Donald Arthur Glaser was born in Cleveland, Ohio, on September 21, 1926, to William and Lena Glaser. Glaser's parents had come to the United States from Russia. His father operated a wholesale sundries business in Cleveland and Glaser attended elementary and secondary schools there. As a child he was given violin and viola lessons. Later he studied composition at the Cleveland Institute of Music. An accomplished musician, he became a member of a local symphony orchestra at age 16. Glaser remained in Cleveland for his undergraduate education, entering Case Institute of Technology (now Case Western Reserve University) to study mathematics and physics. He completed his graduate course work at the California Institute of Technology and received his Ph.D. in 1950, a year after he accepted a position as instructor at the University of Michigan. He remained at Michigan until 1959, and was made full professor there in 1957 at the age of 31. He left Michigan to accept a visiting professorship at the University of California at Berkeley. That position was made permanent, and Glaser was to remain at Berkeley for the rest of his career, except for brief periods away on fellowships.
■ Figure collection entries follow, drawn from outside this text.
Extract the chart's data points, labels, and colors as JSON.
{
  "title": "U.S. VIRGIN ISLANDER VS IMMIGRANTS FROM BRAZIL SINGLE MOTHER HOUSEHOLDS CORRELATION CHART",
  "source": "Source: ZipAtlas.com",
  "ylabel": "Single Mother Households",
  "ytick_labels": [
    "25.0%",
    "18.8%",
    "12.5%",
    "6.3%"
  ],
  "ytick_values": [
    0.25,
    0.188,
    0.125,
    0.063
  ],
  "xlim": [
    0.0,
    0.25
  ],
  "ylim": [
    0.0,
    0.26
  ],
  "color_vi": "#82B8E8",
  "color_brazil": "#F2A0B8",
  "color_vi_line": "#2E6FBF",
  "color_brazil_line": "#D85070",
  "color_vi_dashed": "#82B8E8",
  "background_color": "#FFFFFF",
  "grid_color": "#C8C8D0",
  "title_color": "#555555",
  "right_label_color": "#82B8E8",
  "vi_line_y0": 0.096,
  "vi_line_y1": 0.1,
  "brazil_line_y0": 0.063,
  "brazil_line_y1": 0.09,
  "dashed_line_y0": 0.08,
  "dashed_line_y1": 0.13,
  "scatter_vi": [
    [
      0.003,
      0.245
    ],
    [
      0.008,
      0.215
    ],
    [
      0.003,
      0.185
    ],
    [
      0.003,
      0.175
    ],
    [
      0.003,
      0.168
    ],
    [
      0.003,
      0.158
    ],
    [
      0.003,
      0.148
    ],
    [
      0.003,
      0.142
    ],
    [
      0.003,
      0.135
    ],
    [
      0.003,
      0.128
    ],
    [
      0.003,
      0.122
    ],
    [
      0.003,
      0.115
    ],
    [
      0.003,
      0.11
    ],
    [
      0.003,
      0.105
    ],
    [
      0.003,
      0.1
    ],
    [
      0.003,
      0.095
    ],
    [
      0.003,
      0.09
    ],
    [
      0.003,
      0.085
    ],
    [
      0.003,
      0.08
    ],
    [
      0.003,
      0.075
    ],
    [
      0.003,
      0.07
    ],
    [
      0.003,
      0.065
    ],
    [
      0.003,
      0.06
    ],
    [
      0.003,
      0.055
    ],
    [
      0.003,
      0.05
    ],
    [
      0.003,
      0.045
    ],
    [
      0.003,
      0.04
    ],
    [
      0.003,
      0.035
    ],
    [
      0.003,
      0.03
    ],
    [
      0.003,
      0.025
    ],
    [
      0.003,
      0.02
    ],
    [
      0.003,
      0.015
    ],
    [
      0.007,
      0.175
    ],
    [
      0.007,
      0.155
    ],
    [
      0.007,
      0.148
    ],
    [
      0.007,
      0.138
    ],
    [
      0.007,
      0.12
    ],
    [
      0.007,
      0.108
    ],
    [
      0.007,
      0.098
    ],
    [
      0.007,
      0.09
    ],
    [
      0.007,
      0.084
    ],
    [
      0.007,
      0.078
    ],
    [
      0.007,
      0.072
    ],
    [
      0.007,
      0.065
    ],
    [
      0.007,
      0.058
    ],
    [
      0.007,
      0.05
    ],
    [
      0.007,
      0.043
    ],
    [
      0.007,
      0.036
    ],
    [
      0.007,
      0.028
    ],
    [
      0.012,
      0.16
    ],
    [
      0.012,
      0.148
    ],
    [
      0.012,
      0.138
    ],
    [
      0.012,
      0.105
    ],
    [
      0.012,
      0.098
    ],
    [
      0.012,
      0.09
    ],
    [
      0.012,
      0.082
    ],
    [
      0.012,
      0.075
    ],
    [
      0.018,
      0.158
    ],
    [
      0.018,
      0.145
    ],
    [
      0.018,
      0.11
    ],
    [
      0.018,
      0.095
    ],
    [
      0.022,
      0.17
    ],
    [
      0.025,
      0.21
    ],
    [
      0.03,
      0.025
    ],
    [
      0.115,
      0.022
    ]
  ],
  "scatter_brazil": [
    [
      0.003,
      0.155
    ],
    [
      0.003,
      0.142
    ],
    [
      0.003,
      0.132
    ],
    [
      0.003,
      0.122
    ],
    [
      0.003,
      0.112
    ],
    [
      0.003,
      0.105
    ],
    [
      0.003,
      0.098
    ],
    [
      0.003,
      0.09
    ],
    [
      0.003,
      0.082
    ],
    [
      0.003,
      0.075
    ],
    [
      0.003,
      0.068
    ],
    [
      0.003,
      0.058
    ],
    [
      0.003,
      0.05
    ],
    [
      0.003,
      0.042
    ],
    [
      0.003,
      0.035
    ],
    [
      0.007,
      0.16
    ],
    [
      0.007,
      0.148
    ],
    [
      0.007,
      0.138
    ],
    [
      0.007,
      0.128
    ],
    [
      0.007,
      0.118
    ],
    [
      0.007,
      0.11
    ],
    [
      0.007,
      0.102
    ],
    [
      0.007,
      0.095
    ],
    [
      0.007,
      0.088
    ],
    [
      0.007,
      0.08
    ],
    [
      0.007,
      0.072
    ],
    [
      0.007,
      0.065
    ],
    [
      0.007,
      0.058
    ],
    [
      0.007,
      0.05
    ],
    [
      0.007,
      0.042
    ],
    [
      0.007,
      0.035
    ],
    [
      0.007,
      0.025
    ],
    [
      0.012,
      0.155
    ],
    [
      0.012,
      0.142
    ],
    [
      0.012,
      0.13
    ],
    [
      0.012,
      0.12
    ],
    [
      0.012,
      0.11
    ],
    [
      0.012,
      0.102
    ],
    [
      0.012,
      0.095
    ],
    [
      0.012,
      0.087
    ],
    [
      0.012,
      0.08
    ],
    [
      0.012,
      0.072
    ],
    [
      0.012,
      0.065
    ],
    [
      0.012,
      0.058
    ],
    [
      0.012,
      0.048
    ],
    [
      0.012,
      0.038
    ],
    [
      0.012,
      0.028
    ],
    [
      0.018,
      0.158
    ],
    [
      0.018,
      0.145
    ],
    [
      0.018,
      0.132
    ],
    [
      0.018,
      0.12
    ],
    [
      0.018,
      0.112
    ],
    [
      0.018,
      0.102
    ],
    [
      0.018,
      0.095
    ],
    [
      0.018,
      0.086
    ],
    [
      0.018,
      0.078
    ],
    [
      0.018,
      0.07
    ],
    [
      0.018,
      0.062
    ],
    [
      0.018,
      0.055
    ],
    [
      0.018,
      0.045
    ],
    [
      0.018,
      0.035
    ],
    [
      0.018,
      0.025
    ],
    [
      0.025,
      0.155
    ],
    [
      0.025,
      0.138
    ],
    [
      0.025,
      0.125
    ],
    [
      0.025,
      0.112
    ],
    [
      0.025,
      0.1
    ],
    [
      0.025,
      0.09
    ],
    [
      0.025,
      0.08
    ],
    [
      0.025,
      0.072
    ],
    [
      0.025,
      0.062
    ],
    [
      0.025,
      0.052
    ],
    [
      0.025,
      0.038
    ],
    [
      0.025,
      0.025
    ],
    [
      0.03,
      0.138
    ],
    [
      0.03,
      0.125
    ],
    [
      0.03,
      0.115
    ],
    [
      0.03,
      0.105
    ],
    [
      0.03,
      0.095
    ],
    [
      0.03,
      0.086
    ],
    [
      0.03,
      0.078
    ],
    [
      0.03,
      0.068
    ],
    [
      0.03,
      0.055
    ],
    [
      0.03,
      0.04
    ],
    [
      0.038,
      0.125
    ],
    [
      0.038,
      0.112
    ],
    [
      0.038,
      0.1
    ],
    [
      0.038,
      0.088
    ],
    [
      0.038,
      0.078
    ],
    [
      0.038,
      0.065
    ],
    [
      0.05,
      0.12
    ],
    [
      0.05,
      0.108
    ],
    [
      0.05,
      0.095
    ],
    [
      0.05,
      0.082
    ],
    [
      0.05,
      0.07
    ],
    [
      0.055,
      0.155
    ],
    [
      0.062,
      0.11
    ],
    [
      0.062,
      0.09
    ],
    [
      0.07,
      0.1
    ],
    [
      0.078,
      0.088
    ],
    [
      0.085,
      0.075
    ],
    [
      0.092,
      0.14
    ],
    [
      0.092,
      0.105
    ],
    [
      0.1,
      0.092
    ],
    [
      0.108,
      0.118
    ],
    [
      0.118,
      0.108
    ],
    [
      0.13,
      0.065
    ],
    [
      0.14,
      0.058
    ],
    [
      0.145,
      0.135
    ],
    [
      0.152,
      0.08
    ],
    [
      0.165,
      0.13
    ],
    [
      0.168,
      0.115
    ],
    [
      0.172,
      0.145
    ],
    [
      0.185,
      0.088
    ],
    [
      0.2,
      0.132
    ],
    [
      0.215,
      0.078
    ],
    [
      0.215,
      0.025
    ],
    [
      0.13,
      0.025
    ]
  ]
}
Bubble Chamber Fills a Gap

Other physicists before Glaser had attempted to make nuclear particles visible. The 1927 Nobel Prize was given to C. T. R. Wilson, a British scientist, for his cloud chamber method. In 1950 Cecil F. Powell received that honor for an emulsion method. But both these methods, while effective for elementary particle study, became inadequate with the advent of high-energy particle acceleration machines, such as that built at Berkeley in the late 1950s. These accelerators had capacities 1,000 times greater than those used for the cloud chamber and emulsion techniques.
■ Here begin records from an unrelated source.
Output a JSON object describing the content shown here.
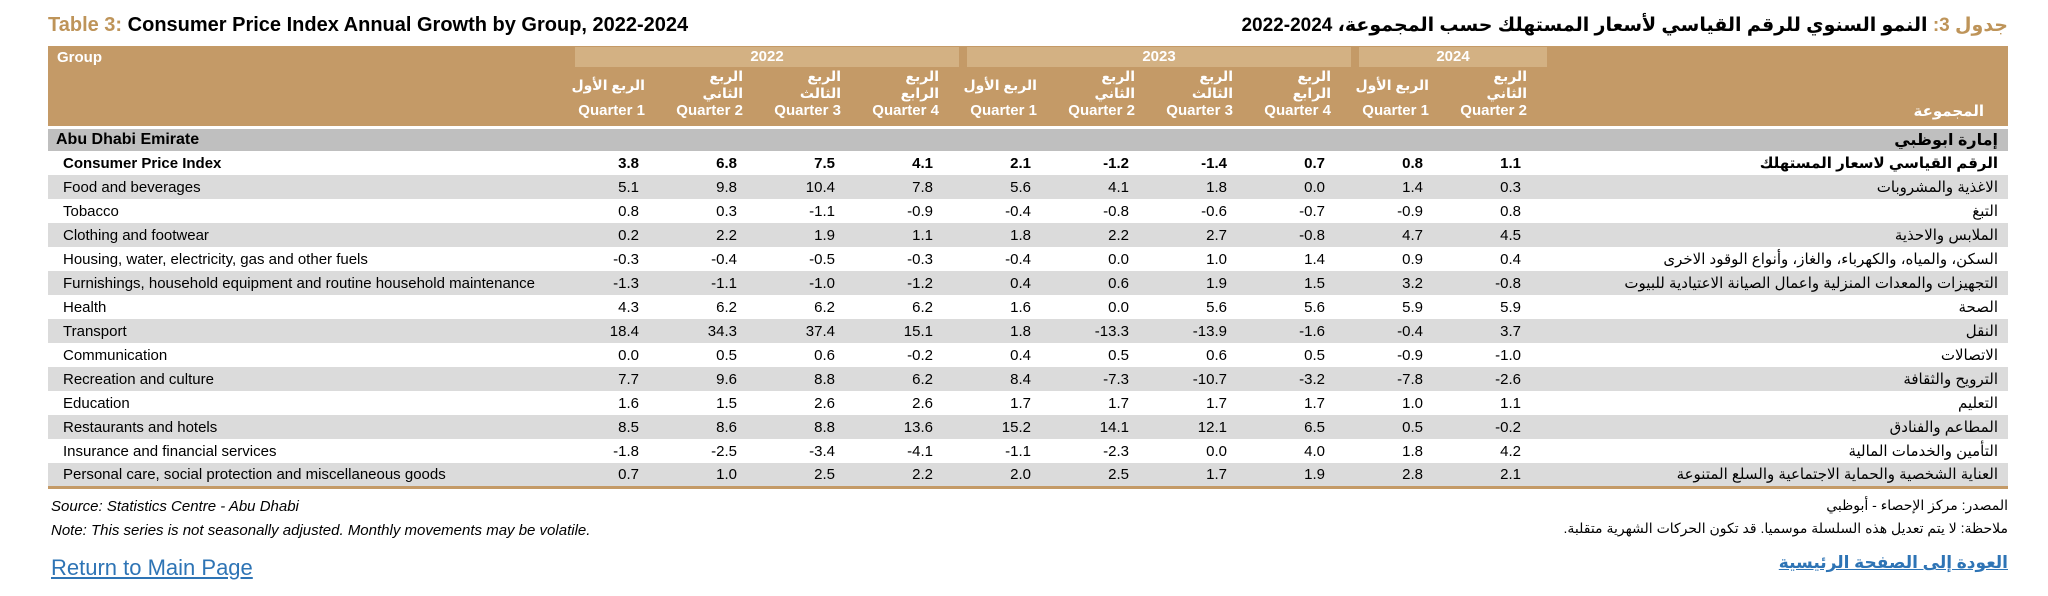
{
  "accent_color": "#C49A67",
  "year_band_color": "#D3B183",
  "section_row_color": "#BFBFBF",
  "alt_row_color": "#DBDBDB",
  "link_color": "#2E74B5",
  "title": {
    "en_label": "Table 3:",
    "en_text": "Consumer Price Index Annual Growth by Group, 2022-2024",
    "ar_label": "جدول 3:",
    "ar_text": "النمو السنوي للرقم القياسي لأسعار المستهلك حسب المجموعة، 2024-2022"
  },
  "header": {
    "group_label": "Group",
    "group_label_ar": "المجموعة",
    "years": [
      {
        "label": "2022",
        "span": 4
      },
      {
        "label": "2023",
        "span": 4
      },
      {
        "label": "2024",
        "span": 2
      }
    ],
    "quarters_ar": [
      "الربع الأول",
      "الربع الثاني",
      "الربع الثالث",
      "الربع الرابع",
      "الربع الأول",
      "الربع الثاني",
      "الربع الثالث",
      "الربع الرابع",
      "الربع الأول",
      "الربع الثاني"
    ],
    "quarters_en": [
      "Quarter 1",
      "Quarter 2",
      "Quarter 3",
      "Quarter 4",
      "Quarter 1",
      "Quarter 2",
      "Quarter 3",
      "Quarter 4",
      "Quarter 1",
      "Quarter 2"
    ]
  },
  "section": {
    "en": "Abu Dhabi Emirate",
    "ar": "إمارة ابوظبي"
  },
  "rows": [
    {
      "en": "Consumer Price Index",
      "ar": "الرقم القياسي لاسعار المستهلك",
      "bold": true,
      "values": [
        "3.8",
        "6.8",
        "7.5",
        "4.1",
        "2.1",
        "-1.2",
        "-1.4",
        "0.7",
        "0.8",
        "1.1"
      ]
    },
    {
      "en": "Food and beverages",
      "ar": "الاغذية والمشروبات",
      "bold": false,
      "values": [
        "5.1",
        "9.8",
        "10.4",
        "7.8",
        "5.6",
        "4.1",
        "1.8",
        "0.0",
        "1.4",
        "0.3"
      ]
    },
    {
      "en": "Tobacco",
      "ar": "التبغ",
      "bold": false,
      "values": [
        "0.8",
        "0.3",
        "-1.1",
        "-0.9",
        "-0.4",
        "-0.8",
        "-0.6",
        "-0.7",
        "-0.9",
        "0.8"
      ]
    },
    {
      "en": "Clothing and footwear",
      "ar": "الملابس والاحذية",
      "bold": false,
      "values": [
        "0.2",
        "2.2",
        "1.9",
        "1.1",
        "1.8",
        "2.2",
        "2.7",
        "-0.8",
        "4.7",
        "4.5"
      ]
    },
    {
      "en": "Housing, water, electricity, gas and other fuels",
      "ar": "السكن، والمياه، والكهرباء، والغاز، وأنواع الوقود الاخرى",
      "bold": false,
      "values": [
        "-0.3",
        "-0.4",
        "-0.5",
        "-0.3",
        "-0.4",
        "0.0",
        "1.0",
        "1.4",
        "0.9",
        "0.4"
      ]
    },
    {
      "en": "Furnishings, household equipment and routine household maintenance",
      "ar": "التجهيزات والمعدات المنزلية واعمال الصيانة الاعتيادية للبيوت",
      "bold": false,
      "values": [
        "-1.3",
        "-1.1",
        "-1.0",
        "-1.2",
        "0.4",
        "0.6",
        "1.9",
        "1.5",
        "3.2",
        "-0.8"
      ]
    },
    {
      "en": "Health",
      "ar": "الصحة",
      "bold": false,
      "values": [
        "4.3",
        "6.2",
        "6.2",
        "6.2",
        "1.6",
        "0.0",
        "5.6",
        "5.6",
        "5.9",
        "5.9"
      ]
    },
    {
      "en": "Transport",
      "ar": "النقل",
      "bold": false,
      "values": [
        "18.4",
        "34.3",
        "37.4",
        "15.1",
        "1.8",
        "-13.3",
        "-13.9",
        "-1.6",
        "-0.4",
        "3.7"
      ]
    },
    {
      "en": "Communication",
      "ar": "الاتصالات",
      "bold": false,
      "values": [
        "0.0",
        "0.5",
        "0.6",
        "-0.2",
        "0.4",
        "0.5",
        "0.6",
        "0.5",
        "-0.9",
        "-1.0"
      ]
    },
    {
      "en": "Recreation and culture",
      "ar": "الترويح والثقافة",
      "bold": false,
      "values": [
        "7.7",
        "9.6",
        "8.8",
        "6.2",
        "8.4",
        "-7.3",
        "-10.7",
        "-3.2",
        "-7.8",
        "-2.6"
      ]
    },
    {
      "en": "Education",
      "ar": "التعليم",
      "bold": false,
      "values": [
        "1.6",
        "1.5",
        "2.6",
        "2.6",
        "1.7",
        "1.7",
        "1.7",
        "1.7",
        "1.0",
        "1.1"
      ]
    },
    {
      "en": "Restaurants and hotels",
      "ar": "المطاعم والفنادق",
      "bold": false,
      "values": [
        "8.5",
        "8.6",
        "8.8",
        "13.6",
        "15.2",
        "14.1",
        "12.1",
        "6.5",
        "0.5",
        "-0.2"
      ]
    },
    {
      "en": "Insurance and financial services",
      "ar": "التأمين والخدمات المالية",
      "bold": false,
      "values": [
        "-1.8",
        "-2.5",
        "-3.4",
        "-4.1",
        "-1.1",
        "-2.3",
        "0.0",
        "4.0",
        "1.8",
        "4.2"
      ]
    },
    {
      "en": "Personal care, social protection and miscellaneous goods",
      "ar": "العناية الشخصية والحماية الاجتماعية والسلع المتنوعة",
      "bold": false,
      "values": [
        "0.7",
        "1.0",
        "2.5",
        "2.2",
        "2.0",
        "2.5",
        "1.7",
        "1.9",
        "2.8",
        "2.1"
      ]
    }
  ],
  "footer": {
    "source_en": "Source: Statistics Centre - Abu Dhabi",
    "note_en": "Note: This series is not seasonally adjusted. Monthly movements may be volatile.",
    "link_en": "Return to Main Page",
    "source_ar": "المصدر: مركز الإحصاء - أبوظبي",
    "note_ar": "ملاحظة: لا يتم تعديل هذه السلسلة موسميا. قد تكون الحركات الشهرية متقلبة.",
    "link_ar": "العودة إلى الصفحة الرئيسية"
  }
}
Continuing to refine the bubble chamber method he had developed at the University of Michigan, Glaser next tried superheated liquids of higher density, such as liquid hydrogen and xenon gas. Experiments with these liquids provided glimpses of subatomic functions never before seen, and made possible the tracking of neutral as well as charged particles. As Glaser continued to refine his bubble chamber methods, information gathering increased a thousandfold. For example, in his first two years at Berkeley, Glaser was able to collect almost half a million tracking photographs. The machine that made this possible was Berkeley's new, two-million-dollar bubble chamber. Built by Luis W. Alvarez, the size of this bubble chamber was 6 ft (1.8 m) long, quite a jump from the 0.5-1.0 in (1.3-2.5 cm) bubble chambers Glaser had used earlier. The Berkeley bubble chamber was capable of measuring particle tracks at a rate of every 14 seconds, shooting three photographs of each instance. Science magazine reported that the Nobel Prize committee credited Glaser's bubble chamber invention with filling "the wide gap in range" left by the cloud chamber and the emulsion methods. Kai M. Siegbahn, speaking for the Royal Swedish Academy of Sciences, said: "Several other scientists also left important contributions to the practical shaping of different types of bubble chambers, but Glaser is the one who made the really fundamental contribution."
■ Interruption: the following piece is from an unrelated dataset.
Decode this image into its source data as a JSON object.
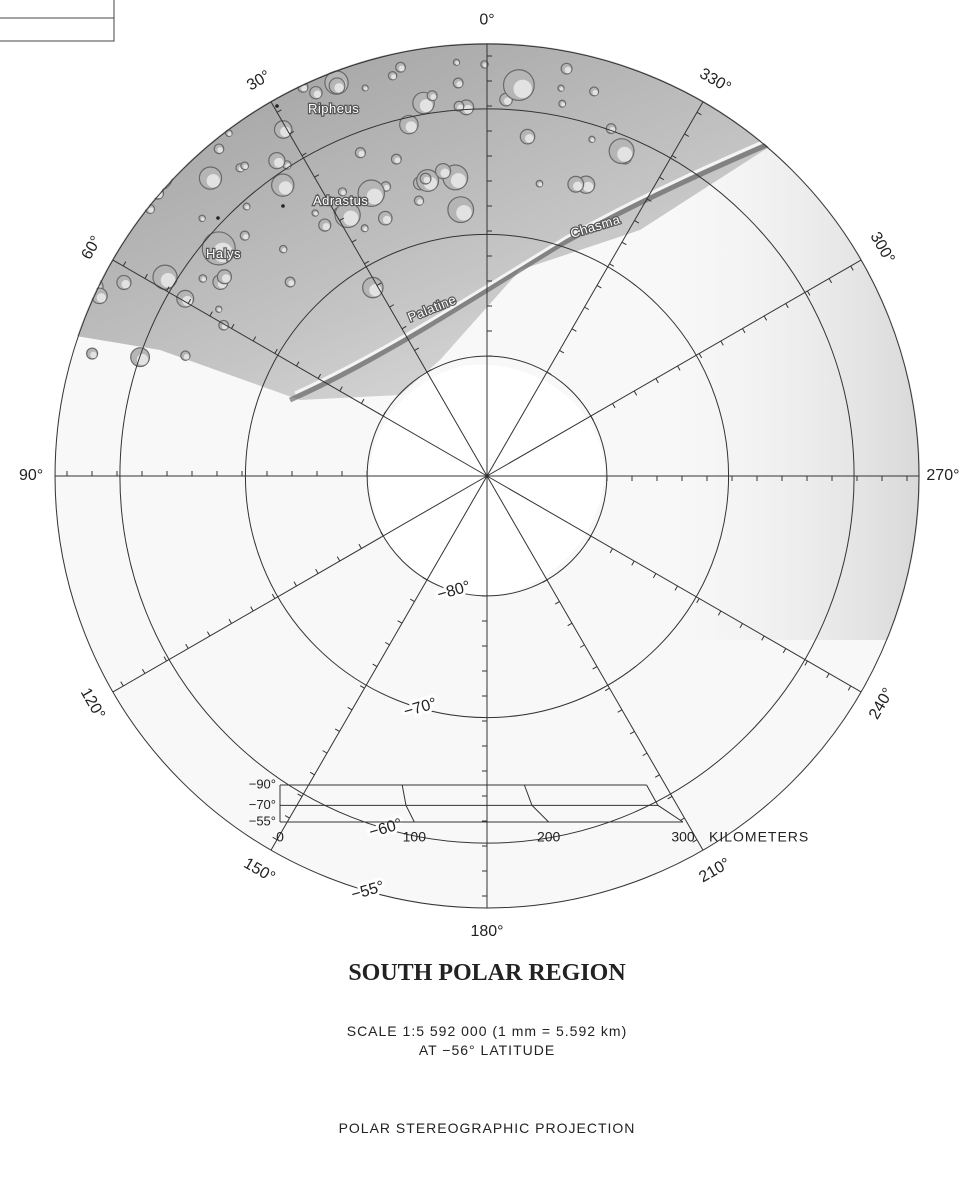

In the years after receiving the Nobel Prize, Glaser extended his knowledge of physics to the field of molecular biology. He studied microbiology at the University of Copenhagen in 1961, then returned to Berkeley, where he did research on bacterial evolution, regulation of cell growth, and the causes of cancer and genetic mutation. Using photo-analyzing equipment developed for the bubble chamber, Glaser was able to identify bacterial species through computer scanning. He was made professor of physics and molecular biology at Berkeley in 1964. Glaser retained his lifelong love of music, often playing with local chamber music groups. His other pastimes have included mountain climbing, tennis, and sailing. During his career, he has held membership in the American Physical Society and the National Academy of Sciences. In addition to the Nobel Prize in physics, he was awarded the Henry Russel Award of the University of Michigan in 1955, the Charles Vernon Boys Prize of the Physical Society in London in 1958, the American Physical Society Prize in 1959, the Gold Medal of the Case Institute of Technology in 1967, and the Alumni Distinguished Service Award from the California Institute of Technology, also in 1967. He married the former Ruth Louise Thompson in 1960. They had two children, a son, William, and a daughter, Louise.